Wiki¶
Data location:¶
The data was transferred from Athena medmicro) by e.g.:
rsync -avvP -e "ssh -i /home/katie/.ssh/id_rsa" /mnt/athena/medmicro/Clinton/CRE\ Pfizer\ Feb\ 2022/CRE\ study_4_results_11112022 katiel@transfer.ilifu.ac.za:/scratch3/users/katiel/Clinton/CRE_study_August_2022/raw/
to Ilifu:
/scratch3/users/katiel/Clinton/CRE_study_August_2022/
Reference data:¶
Klebsiella pneumoniae – strain HS11286 (GenBank accession no. CP003200.1) (n=18);
Serratia marcescens – strain KS10 (GenBank accession no. CP027798.1) (n=3);
Escherichia coli – strain ATCC 25922 (GenBank accession no. CP009072.1) (n=1); and
Enterobacter cloacae – strain ATCC 13047 (GenBank accession no. NC_014121.1) (n=1).

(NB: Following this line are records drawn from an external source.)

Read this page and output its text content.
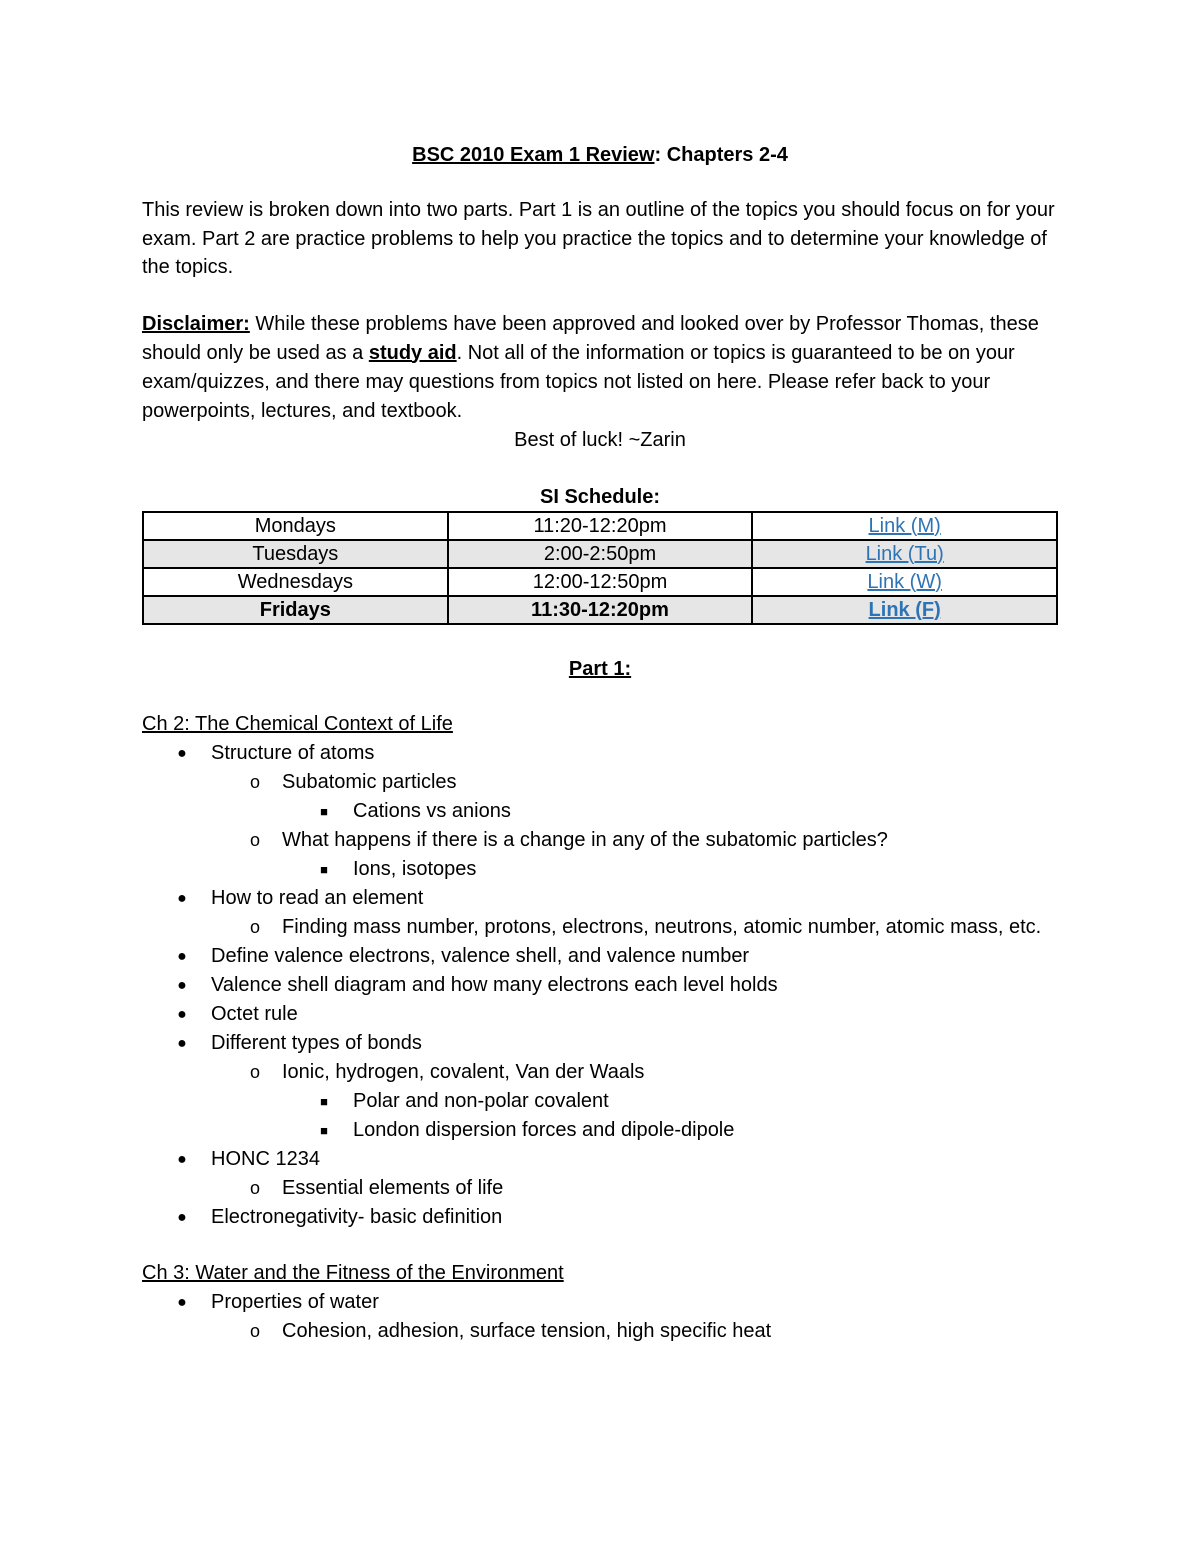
BSC 2010 Exam 1 Review: Chapters 2-4

This review is broken down into two parts. Part 1 is an outline of the topics you should focus on for your exam. Part 2 are practice problems to help you practice the topics and to determine your knowledge of the topics.

Disclaimer: While these problems have been approved and looked over by Professor Thomas, these should only be used as a study aid. Not all of the information or topics is guaranteed to be on your exam/quizzes, and there may questions from topics not listed on here. Please refer back to your powerpoints, lectures, and textbook.

Best of luck! ~Zarin

SI Schedule:

Mondays	11:20-12:20pm	Link (M)
Tuesdays	2:00-2:50pm	Link (Tu)
Wednesdays	12:00-12:50pm	Link (W)
Fridays	11:30-12:20pm	Link (F)

Part 1:

Ch 2: The Chemical Context of Life

●	Structure of atoms
o	Subatomic particles
■	Cations vs anions
o	What happens if there is a change in any of the subatomic particles?
■	Ions, isotopes
●	How to read an element
o	Finding mass number, protons, electrons, neutrons, atomic number, atomic mass, etc.
●	Define valence electrons, valence shell, and valence number
●	Valence shell diagram and how many electrons each level holds
●	Octet rule
●	Different types of bonds
o	Ionic, hydrogen, covalent, Van der Waals
■	Polar and non-polar covalent
■	London dispersion forces and dipole-dipole
●	HONC 1234
o	Essential elements of life
●	Electronegativity- basic definition

Ch 3: Water and the Fitness of the Environment

●	Properties of water
o	Cohesion, adhesion, surface tension, high specific heat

/scratch3/users/katiel/Clinton/CRE_study_August_2022/ref_genomes
Objectives workflow:¶
QC:¶
11 sample from Run 1 failed QC and had to be rerun. Note that they accidentally reran these 11 (study1A) twice – once on 28 Feb and once on 22 September. These runs were merged by combining samples e.g.:
cat KLEB-CRE-GSH-0016_S11_L001_R2_001.fastq.gz >> merged_reads/G-16_S11_L001_R2_001.fastq.gz
file location:
/scratch3/users/katiel/Clinton/CRE_study_August_2022/raw/11_double_rerun_merged/merged_reads
Next these 11 merged-run samples were joined in one folder via symlinks with run B (passed QC):
/scratch3/users/katiel/Clinton/CRE_study_August_2022/raw/study_1A_B_combined
Filtering and trimming were executed as follows:
nextflow run kviljoen/fastq_QC --reads '/scratch3/users/katiel/Clinton/CRE_study_August_2022/raw/study_1A_B_combined/*_R{1,2}_001.fastq.gz' -profile ilifu
QC reports can be found in the 'files' tab
Runs 2 and 3 were combined with symlinks under:
/scratch3/users/katiel/Clinton/CRE_study_August_2022/raw/study_2_3_combined
FastQC was done (all samples passed):
nextflow run kviljoen/fastq_QC --reads '/scratch3/users/katiel/Clinton/CRE_study_August_2022/raw/study_2_3_combined/*_R{1,2}_001.fastq.gz' -profile ilifu
and can be found here:
/scratch3/users/katiel/Clinton/CRE_study_August_2022/2022-11-10-fastq_QC
Run 4 was added next and QCed:
/scratch3/users/katiel/Clinton/CRE_study_August_2022/2022-11-12-fastq_QC
Run 5 was added and QCed:
/scratch3/users/katiel/Clinton/CRE_study_August_2022/2023-03-24-fastq_QC
Note: to agree with srst2 file naming specifications I renamed the trimmed files from e.g. *_R1.fq to *_1.fq (remove R) using e.g.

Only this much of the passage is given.